Tuesday, November 6, 2007

US Markets To Give Direction To KLCI

Stock Market Signals: A weekly column on Bursa Malaysia's performance and outlook by G.M. Teoh

THE KL Composite Index (KLCI) successfully vaulted the 1,400-point psychological barrier and made a new record high early last week, boosted by the higher US markets.

The rally failed to expand with values congesting for a couple of sessions and was followed by an abrupt sell-off on Friday influenced by a sharply lower Dow Jones. This forced the index to return all of its previous gains.

Investors are generally confused about the random nature of the KLCI. The US markets are all that matters these days.

Last week witnessed the meltdown in financial stocks in the United States and the Federal Reserve’s decision to cut rates by 25 basis points received an icy reception. Record high crude oil at US$96.20 a barrel continued to be ignored by market participants.

With worldwide markets at or near historic highs, the upside potential is lower compared with the downside risks. At this juncture, the markets can correct drastically for a lot of reasons.

The KLCI fell from a new high of 1,423.81 points to a week's low of 1,385.85. It rebounded on Friday to end the week with small losses at 1,397.48, off 0.87 point or 0.06% from previously.



Most of the main index-linked stocks recovered from earlier losses and ended the week in the minus column.

Maybank, Public Bank, Tenaga Nasional, MISC, Telekom, Genting, Petronas Gas, DiGi.com and RHB Capital settled with minor losses and took away a combined 7.67 points from the index.

IOI Corp, Bumiputra-Commerce, Plus Expressways, KL Kepong, and MMC Corp closed with minor gains and supported the index with a total 6.12 points.

Volume of the KLCI for the week rose to 1.04 billion compared with 897.73 million shares a week earlier. The daily average volume increased to 208.46 million from 179.55 million shares previously.

The candlestick chart closed the week negative with the formation of a “falling window”. This negative chart setting suggests the newly developed bearish cycle would continue.

An important chart hurdle now stands at the 1,405–1,420 level. The main trend could turn bullish again if these levels are vaulted this week.

Chart support for this week is seen at 1,390–1,380. Further downward adjustment would occur if these levels are breached.

Most of the daily technical indicators closed the week neutral to slightly negative and suggested the index would enter into sideways band trading in the immediate term.
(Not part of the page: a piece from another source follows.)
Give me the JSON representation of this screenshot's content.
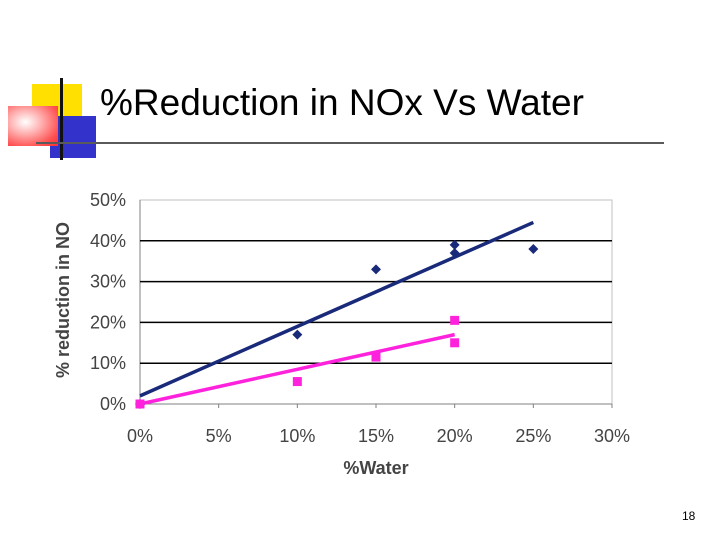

The daily stochastic gave the short-term sell signal on Oct 31 and stayed negative for the near-term trend at Friday’s close. The oscillators per cent K and D settled the week sharply lower at 67.95% and 83.23% respectively.

The daily Money Flow Index (MFI) plunged from a week's high of 100 points and closed sharply lower near the neutral zone at 63.16. The MFI indicated that strong distribution took place last week.

The main trend-tracker, the 3- and 7-week exponentially smoothed moving-average price lines (ESA lines), remained in bullish divergence despite the strong drop last Friday and showed the main trend was still bullish.

The short-term trend-tracker, the 3- and 7-day ESA lines, ended in negative convergence at Friday’s close and showed the immediate-term trend was attempting a cycle reversal.

The 5-day Relative Strength Index plummeted from an oversold position at 83.10 points on Oct 31 and closed the week sharply lower at 52.15. At present, the daily RSI is indicating the immediate underlying strength of the index is neutral to slightly negative.